The Spitzer campaign would not comment on any personnel decisions.
But one board member widely expected by insiders to draw his attention is David S. Mack, a member of the powerful family that runs Mack-Cali Realty Corporation and Apollo Real Estate Advisors. Nassau County Executive Tom Suozzi (Mr. Spitzer’s former rival for Governor) recommended three years ago that Mr. Mack’s appointment to the M.T.A. board be renewed. Governor Pataki recently reappointed Mr. Mack to the Port Authority board as well.
Mr. Mack didn’t return messages for comment, but an assistant said: “He has three years left on both boards, and he intends on staying.”
And then there is the husband-and-wife team of Nancy Shevell Blakeman, an M.T.A. board member, and Bruce Blakeman, a Port Authority commissioner. Mr. Spitzer appears to smile upon Ms. Blakeman, the director of administration at her family’s trucking company, and recommended that she assist Mr. Kalikow in negotiating the sale of the M.T.A.’s West Side rail yards to the city. But her husband, Mr. Blakeman, a lawyer and transportation consultant, is considered dangerously close to the Governor: He ran as the Republican candidate for State Comptroller in 1998, losing to Carl McCall. Together, the two Blakemans contributed $43,720 to Mr. Pataki’s last election campaign.

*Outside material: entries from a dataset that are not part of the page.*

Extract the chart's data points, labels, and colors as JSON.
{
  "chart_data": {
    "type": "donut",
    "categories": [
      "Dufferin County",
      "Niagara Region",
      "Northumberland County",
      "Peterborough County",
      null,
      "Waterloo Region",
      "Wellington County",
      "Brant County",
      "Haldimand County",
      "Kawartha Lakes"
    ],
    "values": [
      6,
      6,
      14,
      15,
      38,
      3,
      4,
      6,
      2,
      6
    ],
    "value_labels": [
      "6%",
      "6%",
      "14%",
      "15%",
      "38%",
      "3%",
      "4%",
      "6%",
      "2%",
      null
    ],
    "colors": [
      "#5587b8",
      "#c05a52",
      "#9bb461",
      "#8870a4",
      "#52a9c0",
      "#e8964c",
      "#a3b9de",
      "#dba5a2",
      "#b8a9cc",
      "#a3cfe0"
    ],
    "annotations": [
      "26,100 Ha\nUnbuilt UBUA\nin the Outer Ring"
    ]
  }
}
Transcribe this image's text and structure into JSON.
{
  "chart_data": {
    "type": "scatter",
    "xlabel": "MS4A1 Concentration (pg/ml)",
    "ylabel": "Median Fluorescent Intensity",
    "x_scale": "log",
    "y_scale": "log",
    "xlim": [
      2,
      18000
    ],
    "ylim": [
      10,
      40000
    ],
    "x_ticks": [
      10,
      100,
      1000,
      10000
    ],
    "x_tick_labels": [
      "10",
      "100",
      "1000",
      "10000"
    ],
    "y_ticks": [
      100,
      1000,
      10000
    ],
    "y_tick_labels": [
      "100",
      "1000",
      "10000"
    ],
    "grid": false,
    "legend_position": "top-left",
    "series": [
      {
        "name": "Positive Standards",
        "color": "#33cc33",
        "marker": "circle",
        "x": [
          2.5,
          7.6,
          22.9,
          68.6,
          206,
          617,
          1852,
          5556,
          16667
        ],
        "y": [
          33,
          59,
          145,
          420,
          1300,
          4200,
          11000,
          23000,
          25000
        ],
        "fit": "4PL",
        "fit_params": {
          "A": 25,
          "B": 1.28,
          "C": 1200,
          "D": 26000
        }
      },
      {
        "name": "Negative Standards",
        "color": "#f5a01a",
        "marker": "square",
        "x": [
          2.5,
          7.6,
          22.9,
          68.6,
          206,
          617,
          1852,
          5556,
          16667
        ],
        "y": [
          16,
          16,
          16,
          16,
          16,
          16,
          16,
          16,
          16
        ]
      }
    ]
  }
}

Ms. Blakeman would not return phone messages, while Mr. Blakeman wouldn’t say whether he planned to remain as a commissioner.
“I do know the attorney general,” Mr. Blakeman told The Observer. “He lives in our neighborhood and works out in the same gym—except he gets there much earlier in the morning than I do. We campaigned together in 1998, though on opposite sides. I think there is mutual respect between us.”